Leticia Longoria-Navarro
Executive Director, The Pathfinder Network


Leticia is the Executive Director of The Pathfinder Network, an Oregon-based nonprofit that provides justice system-impacted individuals and families the tools and support they need to be safe and thrive in our communities. She partners with team members to provide leadership, vision, community, and support to the organization to ensure the greatest impact with the communities they serve. She has worked in schools, prisons, community corrections and in community-based service settings leading and implementing change and innovation. At TPN, Leticia has successfully conceptualized, developed and implemented numerous innovative programs, curricula and training that is responsive to emergent needs in the field and is a driving force in the agency’s diversity, equity, inclusion and justice efforts. She is a skilled leader, practitioner, developer, trainer and evaluator of evidence-based programs and practices. Leticia leads powerful training and dynamic presentations across the country to various audiences that provide attendees with opportunities to broaden their skills and awareness. She is known for her enthusiastic and engaging leadership style, and vision for lifelong learning and guiding individuals, organizations, and systems through change.


Colette Payne
Senior Advisor, The Women's Justice Institute (WJI)

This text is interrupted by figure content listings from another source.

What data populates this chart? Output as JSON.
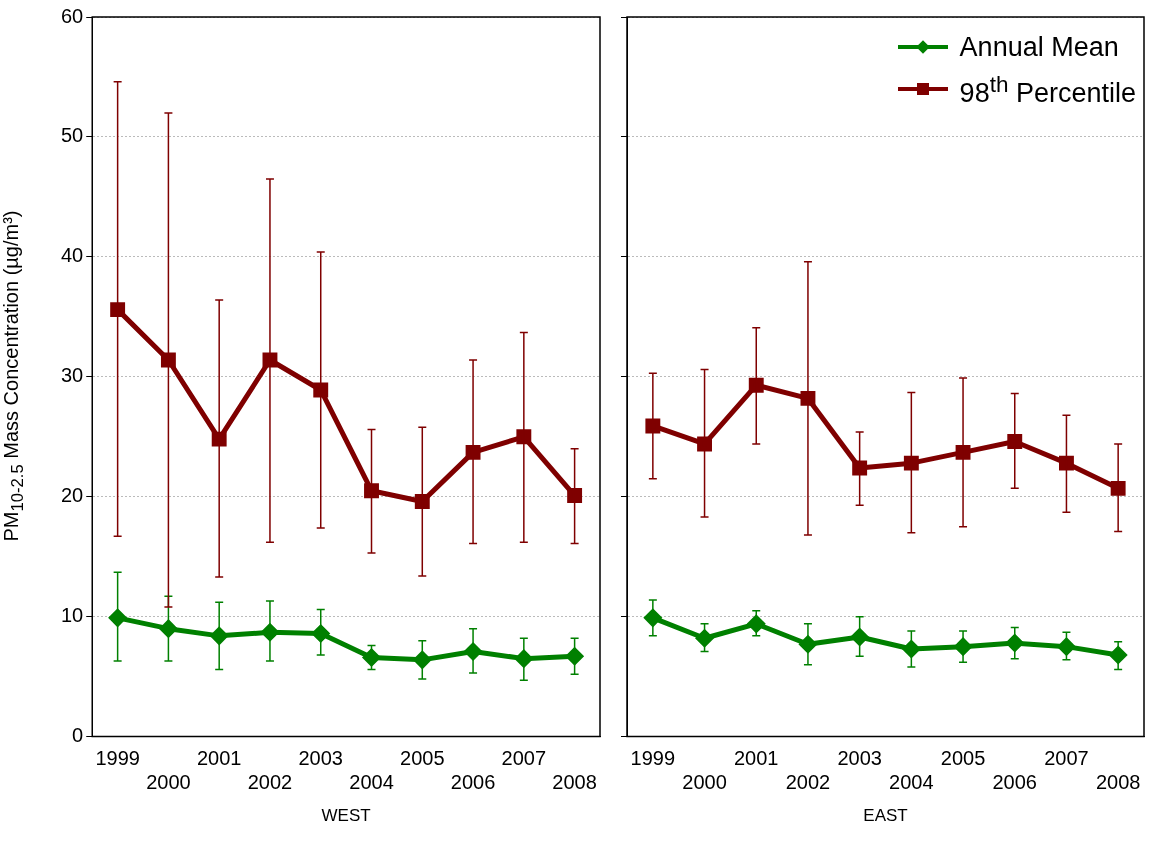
{
  "chart_data": [
    {
      "type": "line",
      "xlabel": "WEST",
      "ylabel": "PM$_{10-2.5}$ Mass Concentration (µg/m³)",
      "categories": [
        "1999",
        "2000",
        "2001",
        "2002",
        "2003",
        "2004",
        "2005",
        "2006",
        "2007",
        "2008"
      ],
      "ylim": [
        0,
        60
      ],
      "yticks": [
        0,
        10,
        20,
        30,
        40,
        50,
        60
      ],
      "grid": "y",
      "series": [
        {
          "color": "#008000",
          "marker": "diamond",
          "values": [
            9.9,
            9.0,
            8.4,
            8.7,
            8.6,
            6.6,
            6.4,
            7.1,
            6.5,
            6.7
          ],
          "errors": [
            [
              6.3,
              13.7
            ],
            [
              6.3,
              11.7
            ],
            [
              5.6,
              11.2
            ],
            [
              6.3,
              11.3
            ],
            [
              6.8,
              10.6
            ],
            [
              5.6,
              7.6
            ],
            [
              4.8,
              8.0
            ],
            [
              5.3,
              9.0
            ],
            [
              4.7,
              8.2
            ],
            [
              5.2,
              8.2
            ]
          ]
        },
        {
          "color": "#7f0000",
          "marker": "square",
          "values": [
            35.6,
            31.4,
            24.8,
            31.4,
            28.9,
            20.5,
            19.6,
            23.7,
            25.0,
            20.1
          ],
          "errors": [
            [
              16.7,
              54.6
            ],
            [
              10.8,
              52.0
            ],
            [
              13.3,
              36.4
            ],
            [
              16.2,
              46.5
            ],
            [
              17.4,
              40.4
            ],
            [
              15.3,
              25.6
            ],
            [
              13.4,
              25.8
            ],
            [
              16.1,
              31.4
            ],
            [
              16.2,
              33.7
            ],
            [
              16.1,
              24.0
            ]
          ]
        }
      ]
    },
    {
      "type": "line",
      "xlabel": "EAST",
      "categories": [
        "1999",
        "2000",
        "2001",
        "2002",
        "2003",
        "2004",
        "2005",
        "2006",
        "2007",
        "2008"
      ],
      "ylim": [
        0,
        60
      ],
      "yticks": [
        0,
        10,
        20,
        30,
        40,
        50,
        60
      ],
      "grid": "y",
      "tick_labels": "x",
      "legend": "top right",
      "series": [
        {
          "name": "Annual Mean",
          "color": "#008000",
          "marker": "diamond",
          "values": [
            9.9,
            8.2,
            9.4,
            7.7,
            8.3,
            7.3,
            7.5,
            7.8,
            7.5,
            6.8
          ],
          "errors": [
            [
              8.4,
              11.4
            ],
            [
              7.1,
              9.4
            ],
            [
              8.4,
              10.5
            ],
            [
              6.0,
              9.4
            ],
            [
              6.7,
              10.0
            ],
            [
              5.8,
              8.8
            ],
            [
              6.2,
              8.8
            ],
            [
              6.5,
              9.1
            ],
            [
              6.4,
              8.7
            ],
            [
              5.6,
              7.9
            ]
          ]
        },
        {
          "name": "98$^{th}$ Percentile",
          "color": "#7f0000",
          "marker": "square",
          "values": [
            25.9,
            24.4,
            29.3,
            28.2,
            22.4,
            22.8,
            23.7,
            24.6,
            22.8,
            20.7
          ],
          "errors": [
            [
              21.5,
              30.3
            ],
            [
              18.3,
              30.6
            ],
            [
              24.4,
              34.1
            ],
            [
              16.8,
              39.6
            ],
            [
              19.3,
              25.4
            ],
            [
              17.0,
              28.7
            ],
            [
              17.5,
              29.9
            ],
            [
              20.7,
              28.6
            ],
            [
              18.7,
              26.8
            ],
            [
              17.1,
              24.4
            ]
          ]
        }
      ]
    }
  ]
}
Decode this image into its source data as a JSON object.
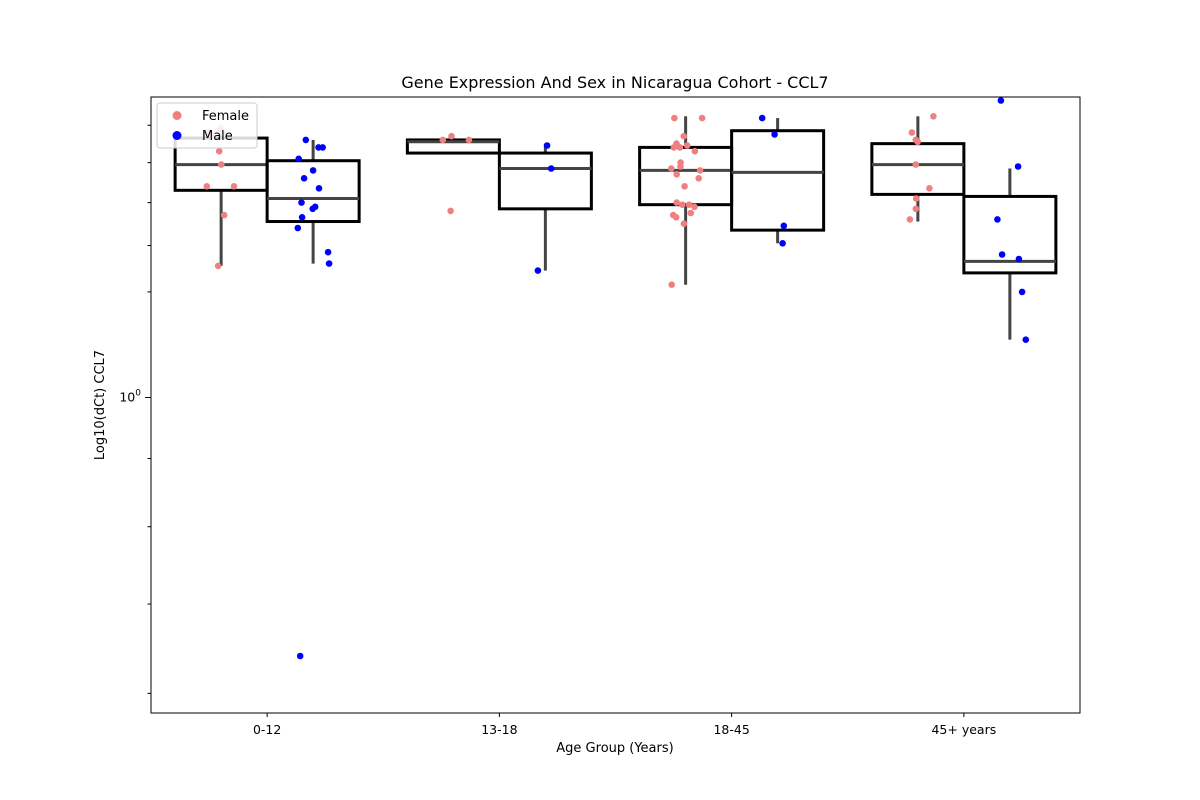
{
  "chart_data": {
    "type": "box",
    "title": "Gene Expression And Sex in Nicaragua Cohort - CCL7",
    "xlabel": "Age Group (Years)",
    "ylabel": "Log10(dCt) CCL7",
    "yscale": "log",
    "ylim": [
      0.58,
      1.68
    ],
    "y_tick_label": "10^0",
    "categories": [
      "0-12",
      "13-18",
      "18-45",
      "45+ years"
    ],
    "legend": {
      "placement": "upper-left",
      "entries": [
        {
          "name": "Female",
          "color": "#f08080"
        },
        {
          "name": "Male",
          "color": "#0000ff"
        }
      ]
    },
    "colors": {
      "box_edge": "#000000",
      "whisker": "#444444",
      "female": "#f08080",
      "male": "#0000ff"
    },
    "series": [
      {
        "name": "Female",
        "boxes": [
          {
            "whislo": 1.255,
            "q1": 1.43,
            "median": 1.495,
            "q3": 1.565,
            "whishi": 1.6
          },
          {
            "whislo": 1.525,
            "q1": 1.525,
            "median": 1.555,
            "q3": 1.56,
            "whishi": 1.565
          },
          {
            "whislo": 1.215,
            "q1": 1.395,
            "median": 1.48,
            "q3": 1.54,
            "whishi": 1.625
          },
          {
            "whislo": 1.355,
            "q1": 1.42,
            "median": 1.495,
            "q3": 1.55,
            "whishi": 1.625
          }
        ],
        "points": [
          [
            1.59,
            1.58,
            1.58,
            1.57,
            1.53,
            1.495,
            1.44,
            1.44,
            1.37,
            1.255
          ],
          [
            1.57,
            1.56,
            1.56,
            1.38
          ],
          [
            1.62,
            1.62,
            1.57,
            1.55,
            1.545,
            1.54,
            1.54,
            1.53,
            1.5,
            1.49,
            1.485,
            1.48,
            1.47,
            1.46,
            1.44,
            1.4,
            1.395,
            1.395,
            1.39,
            1.375,
            1.37,
            1.365,
            1.35,
            1.215
          ],
          [
            1.625,
            1.58,
            1.56,
            1.555,
            1.495,
            1.435,
            1.41,
            1.385,
            1.36
          ]
        ]
      },
      {
        "name": "Male",
        "boxes": [
          {
            "whislo": 1.26,
            "q1": 1.355,
            "median": 1.41,
            "q3": 1.505,
            "whishi": 1.56
          },
          {
            "whislo": 1.245,
            "q1": 1.385,
            "median": 1.485,
            "q3": 1.525,
            "whishi": 1.55
          },
          {
            "whislo": 1.305,
            "q1": 1.335,
            "median": 1.475,
            "q3": 1.585,
            "whishi": 1.62
          },
          {
            "whislo": 1.105,
            "q1": 1.24,
            "median": 1.265,
            "q3": 1.415,
            "whishi": 1.485
          }
        ],
        "points": [
          [
            1.56,
            1.54,
            1.54,
            1.51,
            1.48,
            1.46,
            1.435,
            1.4,
            1.39,
            1.385,
            1.365,
            1.34,
            1.285,
            1.26,
            0.64
          ],
          [
            1.545,
            1.485,
            1.245
          ],
          [
            1.62,
            1.575,
            1.345,
            1.305
          ],
          [
            1.67,
            1.49,
            1.36,
            1.28,
            1.27,
            1.2,
            1.105
          ]
        ]
      }
    ]
  }
}
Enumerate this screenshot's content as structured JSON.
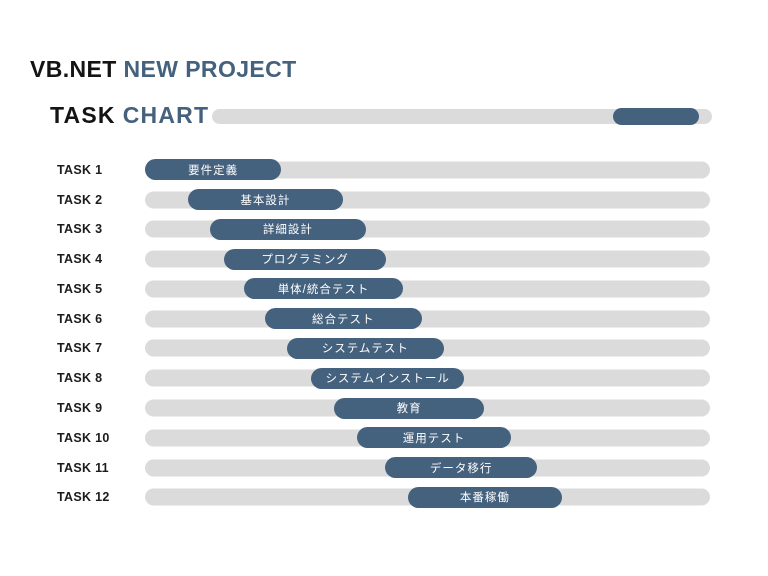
{
  "title": {
    "prefix": "VB.NET",
    "accent": "NEW PROJECT"
  },
  "header": {
    "heading_primary": "TASK",
    "heading_accent": "CHART",
    "progress": {
      "start_pct": 80.2,
      "width_pct": 17.2
    }
  },
  "colors": {
    "accent": "#44617e",
    "bar": "#44617e",
    "track": "#dbdbdb",
    "heading_dark": "#141414",
    "bar_label": "#ffffff"
  },
  "tasks": [
    {
      "name": "TASK 1",
      "label": "要件定義",
      "start_pct": 0,
      "width_pct": 24.1
    },
    {
      "name": "TASK 2",
      "label": "基本設計",
      "start_pct": 7.6,
      "width_pct": 27.4
    },
    {
      "name": "TASK 3",
      "label": "詳細設計",
      "start_pct": 11.5,
      "width_pct": 27.6
    },
    {
      "name": "TASK 4",
      "label": "プログラミング",
      "start_pct": 14.0,
      "width_pct": 28.7
    },
    {
      "name": "TASK 5",
      "label": "単体/統合テスト",
      "start_pct": 17.5,
      "width_pct": 28.2
    },
    {
      "name": "TASK 6",
      "label": "総合テスト",
      "start_pct": 21.2,
      "width_pct": 27.8
    },
    {
      "name": "TASK 7",
      "label": "システムテスト",
      "start_pct": 25.1,
      "width_pct": 27.8
    },
    {
      "name": "TASK 8",
      "label": "システムインストール",
      "start_pct": 29.4,
      "width_pct": 27.1
    },
    {
      "name": "TASK 9",
      "label": "教育",
      "start_pct": 33.5,
      "width_pct": 26.5
    },
    {
      "name": "TASK 10",
      "label": "運用テスト",
      "start_pct": 37.5,
      "width_pct": 27.3
    },
    {
      "name": "TASK 11",
      "label": "データ移行",
      "start_pct": 42.5,
      "width_pct": 26.9
    },
    {
      "name": "TASK 12",
      "label": "本番稼働",
      "start_pct": 46.5,
      "width_pct": 27.3
    }
  ],
  "chart_data": {
    "type": "bar",
    "subtype": "gantt-task-timeline",
    "title": "TASK CHART",
    "supertitle": "VB.NET NEW PROJECT",
    "categories": [
      "TASK 1",
      "TASK 2",
      "TASK 3",
      "TASK 4",
      "TASK 5",
      "TASK 6",
      "TASK 7",
      "TASK 8",
      "TASK 9",
      "TASK 10",
      "TASK 11",
      "TASK 12"
    ],
    "bar_labels": [
      "要件定義",
      "基本設計",
      "詳細設計",
      "プログラミング",
      "単体/統合テスト",
      "総合テスト",
      "システムテスト",
      "システムインストール",
      "教育",
      "運用テスト",
      "データ移行",
      "本番稼働"
    ],
    "series": [
      {
        "name": "task-span-pct-of-timeline",
        "values": [
          [
            0,
            24.1
          ],
          [
            7.6,
            35.0
          ],
          [
            11.5,
            39.1
          ],
          [
            14.0,
            42.7
          ],
          [
            17.5,
            45.7
          ],
          [
            21.2,
            49.0
          ],
          [
            25.1,
            52.9
          ],
          [
            29.4,
            56.5
          ],
          [
            33.5,
            60.0
          ],
          [
            37.5,
            64.8
          ],
          [
            42.5,
            69.4
          ],
          [
            46.5,
            73.8
          ]
        ]
      }
    ],
    "xlim_pct": [
      0,
      100
    ],
    "header_progress_pct": [
      80.2,
      97.4
    ],
    "grid": false,
    "legend": false,
    "orientation": "horizontal"
  }
}
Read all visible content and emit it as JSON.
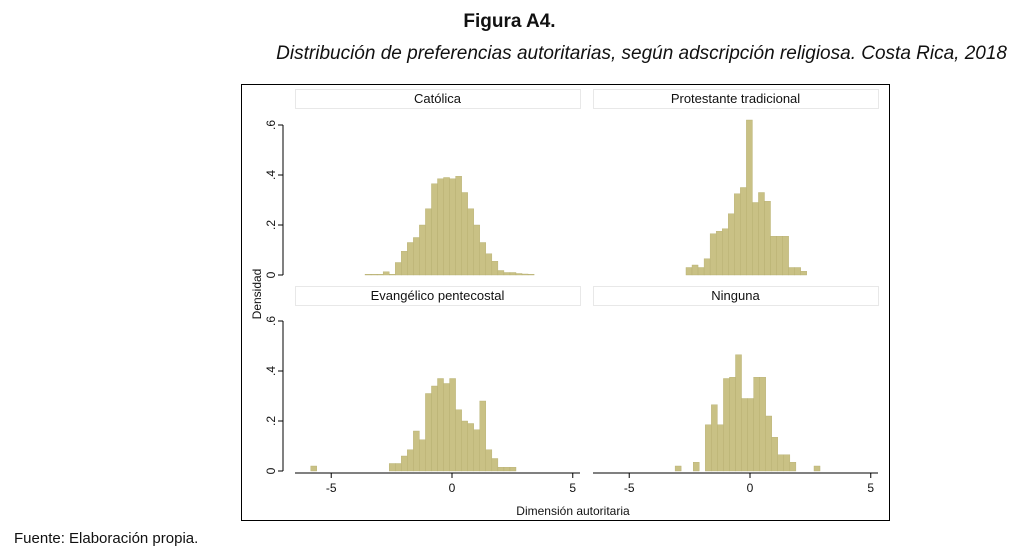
{
  "figure": {
    "title": "Figura A4.",
    "subtitle": "Distribución de preferencias autoritarias, según adscripción religiosa. Costa Rica, 2018",
    "source": "Fuente: Elaboración propia."
  },
  "chart_data": {
    "type": "bar",
    "kind": "histogram",
    "xlabel": "Dimensión autoritaria",
    "ylabel": "Densidad",
    "xlim": [
      -6.5,
      5.3
    ],
    "ylim": [
      0,
      0.65
    ],
    "xticks": [
      "-5",
      "0",
      "5"
    ],
    "xtick_values": [
      -5,
      0,
      5
    ],
    "yticks": [
      "0",
      ".2",
      ".4",
      ".6"
    ],
    "ytick_values": [
      0,
      0.2,
      0.4,
      0.6
    ],
    "bar_color": "#c9c185",
    "bar_edge_color": "#b5ad6e",
    "strip_bg": "#ffffff",
    "strip_border": "#e8e8e8",
    "grid": false,
    "panels": [
      {
        "label": "Católica",
        "bin_width": 0.25,
        "bars": [
          {
            "x0": -3.6,
            "y": 0.003
          },
          {
            "x0": -3.35,
            "y": 0.003
          },
          {
            "x0": -3.1,
            "y": 0.003
          },
          {
            "x0": -2.85,
            "y": 0.013
          },
          {
            "x0": -2.6,
            "y": 0.003
          },
          {
            "x0": -2.35,
            "y": 0.05
          },
          {
            "x0": -2.1,
            "y": 0.095
          },
          {
            "x0": -1.85,
            "y": 0.13
          },
          {
            "x0": -1.6,
            "y": 0.15
          },
          {
            "x0": -1.35,
            "y": 0.2
          },
          {
            "x0": -1.1,
            "y": 0.265
          },
          {
            "x0": -0.85,
            "y": 0.365
          },
          {
            "x0": -0.6,
            "y": 0.385
          },
          {
            "x0": -0.35,
            "y": 0.39
          },
          {
            "x0": -0.1,
            "y": 0.385
          },
          {
            "x0": 0.15,
            "y": 0.395
          },
          {
            "x0": 0.4,
            "y": 0.33
          },
          {
            "x0": 0.65,
            "y": 0.265
          },
          {
            "x0": 0.9,
            "y": 0.2
          },
          {
            "x0": 1.15,
            "y": 0.13
          },
          {
            "x0": 1.4,
            "y": 0.085
          },
          {
            "x0": 1.65,
            "y": 0.055
          },
          {
            "x0": 1.9,
            "y": 0.018
          },
          {
            "x0": 2.15,
            "y": 0.01
          },
          {
            "x0": 2.4,
            "y": 0.01
          },
          {
            "x0": 2.65,
            "y": 0.006
          },
          {
            "x0": 2.9,
            "y": 0.004
          },
          {
            "x0": 3.15,
            "y": 0.003
          }
        ]
      },
      {
        "label": "Protestante tradicional",
        "bin_width": 0.25,
        "bars": [
          {
            "x0": -2.65,
            "y": 0.03
          },
          {
            "x0": -2.4,
            "y": 0.04
          },
          {
            "x0": -2.15,
            "y": 0.03
          },
          {
            "x0": -1.9,
            "y": 0.065
          },
          {
            "x0": -1.65,
            "y": 0.165
          },
          {
            "x0": -1.4,
            "y": 0.175
          },
          {
            "x0": -1.15,
            "y": 0.185
          },
          {
            "x0": -0.9,
            "y": 0.245
          },
          {
            "x0": -0.65,
            "y": 0.325
          },
          {
            "x0": -0.4,
            "y": 0.35
          },
          {
            "x0": -0.15,
            "y": 0.62
          },
          {
            "x0": 0.1,
            "y": 0.29
          },
          {
            "x0": 0.35,
            "y": 0.33
          },
          {
            "x0": 0.6,
            "y": 0.295
          },
          {
            "x0": 0.85,
            "y": 0.155
          },
          {
            "x0": 1.1,
            "y": 0.155
          },
          {
            "x0": 1.35,
            "y": 0.155
          },
          {
            "x0": 1.6,
            "y": 0.03
          },
          {
            "x0": 1.85,
            "y": 0.03
          },
          {
            "x0": 2.1,
            "y": 0.015
          }
        ]
      },
      {
        "label": "Evangélico pentecostal",
        "bin_width": 0.25,
        "bars": [
          {
            "x0": -5.85,
            "y": 0.02
          },
          {
            "x0": -2.6,
            "y": 0.03
          },
          {
            "x0": -2.35,
            "y": 0.03
          },
          {
            "x0": -2.1,
            "y": 0.06
          },
          {
            "x0": -1.85,
            "y": 0.085
          },
          {
            "x0": -1.6,
            "y": 0.16
          },
          {
            "x0": -1.35,
            "y": 0.125
          },
          {
            "x0": -1.1,
            "y": 0.31
          },
          {
            "x0": -0.85,
            "y": 0.34
          },
          {
            "x0": -0.6,
            "y": 0.37
          },
          {
            "x0": -0.35,
            "y": 0.35
          },
          {
            "x0": -0.1,
            "y": 0.37
          },
          {
            "x0": 0.15,
            "y": 0.245
          },
          {
            "x0": 0.4,
            "y": 0.2
          },
          {
            "x0": 0.65,
            "y": 0.19
          },
          {
            "x0": 0.9,
            "y": 0.165
          },
          {
            "x0": 1.15,
            "y": 0.28
          },
          {
            "x0": 1.4,
            "y": 0.085
          },
          {
            "x0": 1.65,
            "y": 0.05
          },
          {
            "x0": 1.9,
            "y": 0.015
          },
          {
            "x0": 2.15,
            "y": 0.015
          },
          {
            "x0": 2.4,
            "y": 0.015
          }
        ]
      },
      {
        "label": "Ninguna",
        "bin_width": 0.25,
        "bars": [
          {
            "x0": -3.1,
            "y": 0.02
          },
          {
            "x0": -2.35,
            "y": 0.035
          },
          {
            "x0": -1.85,
            "y": 0.185
          },
          {
            "x0": -1.6,
            "y": 0.265
          },
          {
            "x0": -1.35,
            "y": 0.185
          },
          {
            "x0": -1.1,
            "y": 0.37
          },
          {
            "x0": -0.85,
            "y": 0.375
          },
          {
            "x0": -0.6,
            "y": 0.465
          },
          {
            "x0": -0.35,
            "y": 0.29
          },
          {
            "x0": -0.1,
            "y": 0.29
          },
          {
            "x0": 0.15,
            "y": 0.375
          },
          {
            "x0": 0.4,
            "y": 0.375
          },
          {
            "x0": 0.65,
            "y": 0.22
          },
          {
            "x0": 0.9,
            "y": 0.135
          },
          {
            "x0": 1.15,
            "y": 0.065
          },
          {
            "x0": 1.4,
            "y": 0.065
          },
          {
            "x0": 1.65,
            "y": 0.035
          },
          {
            "x0": 2.65,
            "y": 0.02
          }
        ]
      }
    ]
  }
}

Colette is an organizer, leader, student, mother, and grandmother. She is the Director of the Women’s Justice Institute (WJI) Reclamation Project, the first initiative of its kind to be led by-and-for system-impacted women. Colette worked to design and launch the Reclamation Center in the Pilsen Arts Corridor of Chicago, which serves as the Project’s home for arts and advocacy, mutual support, healing and connection, community building and leadership development among women with lived experience. She engages women impacted by the criminal legal system to become agents of change and create solutions to end women’s mass incarceration. She speaks on topics ranging from the reunification of children and mothers, reproductive justice, mental health care, the need for increased programming in prisons, and barriers to employment for people with criminal records. She also provides expert testimony before legislative committees and has received several awards for her leadership, including Claim’s JoAnn Archibald award (2013), the Jane Adams Center for Social Policy and Research Community Leadership Award (2015), Safer Foundation’s Carre Visionary Award (2018) and the Chicago Foundation for Women (CFW) 2020 Impact award for her dedication to improving the lives of women and girls in the Chicago area.